Why Prompt Hearing Evaluations Matter

By Deborah Jeanne Sergeant

Every baby born in a hospital receives a newborn hearing exam. Unfortunately, the next time that the person’s hearing is considered is typically once a significant degree of hearing is lost.

Signs of hearing loss vary by age.

In infants, tugging on the ears, irritability and general discontent can be symptoms of an ear-nose-throat related illness that could cause damage to hearing unless address promptly.

“Parents may notice language delay for preschool-aged children,” said Karen Martin McMahon, audiologist and owner of Hearing Health Center in Buffalo. “Teachers would notice inattentiveness at PreK.”

School-aged children may seem to not listen in school, keep the TV or other devices loud or seem confused when given directions that are age-appropriate in complexity.

Parents would notice the child might be turning the television higher than what they feel would be normally appropriate.

“At home, there may be issues with conversation,” McMahon said. “Parents may receive teacher complaints about poor grades or inattentiveness.”

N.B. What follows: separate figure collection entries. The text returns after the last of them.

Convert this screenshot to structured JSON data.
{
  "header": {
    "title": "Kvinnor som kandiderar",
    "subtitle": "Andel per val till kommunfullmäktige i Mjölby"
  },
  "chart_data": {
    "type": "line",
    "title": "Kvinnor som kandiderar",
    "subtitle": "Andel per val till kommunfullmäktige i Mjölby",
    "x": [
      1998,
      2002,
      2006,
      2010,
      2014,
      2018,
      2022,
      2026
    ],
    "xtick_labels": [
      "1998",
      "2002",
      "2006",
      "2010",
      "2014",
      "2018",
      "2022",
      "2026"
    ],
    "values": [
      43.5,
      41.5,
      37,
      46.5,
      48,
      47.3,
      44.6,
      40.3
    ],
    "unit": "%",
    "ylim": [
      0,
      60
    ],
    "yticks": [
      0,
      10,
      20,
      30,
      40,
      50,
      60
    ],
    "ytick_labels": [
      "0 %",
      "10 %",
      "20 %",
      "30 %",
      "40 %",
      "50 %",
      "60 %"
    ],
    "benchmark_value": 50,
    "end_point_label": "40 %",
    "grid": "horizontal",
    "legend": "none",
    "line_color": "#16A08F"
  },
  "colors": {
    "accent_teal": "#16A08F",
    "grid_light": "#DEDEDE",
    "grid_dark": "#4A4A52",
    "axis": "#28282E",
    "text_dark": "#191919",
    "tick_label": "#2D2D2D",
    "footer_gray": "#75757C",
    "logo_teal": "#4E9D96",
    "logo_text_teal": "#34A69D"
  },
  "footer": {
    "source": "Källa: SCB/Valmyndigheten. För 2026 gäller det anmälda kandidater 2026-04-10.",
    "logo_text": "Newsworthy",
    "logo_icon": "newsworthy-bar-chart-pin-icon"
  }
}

For adults, it’s typically other adults who signal a hearing problem is present, as they must repeat themselves or deal with the excessive radio or TV volume. Some less obvious signs he included are not hearing the crickets at night or the birds during the day. Dizziness or ringing in the ears (tinnitus) can also indicate a hearing problem.

“The clarity of conversation is usually an issue,” McMahon said. “There’s difficulty in hearing in the presence of background noise. People feel like others are mumbling or conversation is muffled. Ringing in the ears — tinnitus — can be a sign of hearing loss. The same things apply for older adults.”

Losing hearing can cause different and significant problems across the lifespan. For children, diminished hearing can interfere with language acquisition, learning and developing social understanding.

“Some hearing loss is reversible if you catch it soon enough,” said Salvatore Gruttadauria, audiologist and owner of Diversified Hearing & Balance Centers in Buffalo. “Some viral conditions affect the ear and cause sudden hearing loss. Many wait because they think it’s wax in the ear. There’s only a short window of time to have that done. Audiologists aren’t medical doctors, but the hearing test is a window into the health of the ear. A hearing test isn’t just to see whether you can hear, but is your hearing system healthy? Does it need any medical intervention?”

For school-aged children who have lifelong hearing loss, early intervention can help them stay abreast with their schoolwork. Neglecting hearing issues can cause them to fall behind.

Working adults should also promptly address hearing issues. Otherwise, their work and income may suffer.

“Studies do indicate that people with an untreated hearing loss actually have a decreased income over people who don’t have a hearing loss,” Gruttadauria said. “If they say ‘What?’ a lot are thought of as not being as smart or as capable. That’s not necessarily true. It can affect their work performance and their overall income.”

For people working in environments such as construction or agriculture, not hearing well can compromise their safety because they don’t realize what they’re missing. It can also result in loss of work for some occupations such as professional truck drivers.

For older adults, letting hearing loss go too long can increase the risk of cognitive impairment.

“A study shows that untreated hearing loss is the single most modifiable factor to decrease your risk of dementia,” Gruttadauria said. “You can do something about it: provide hearing aids to mitigate the risk. As we get older, safety can be a concern, like hearing the smoke alarm. Or hearing when people call or come to the door. If people can’t hear well on the telephone, that can cut people off socially.”

Waiting can also make acclimating to hearing aids more challenging as the brain has to relearn how to process sounds again. Untreated hearing loss can also increase the risk for falls.

Unfortunately, it can take many people a long time to discover and treat hearing loss — the average time is seven years. Gruttadauria said that many people feel shocked to discover that they have a hearing loss. As with many areas of health, the sooner a problem is identified and addressed, the better.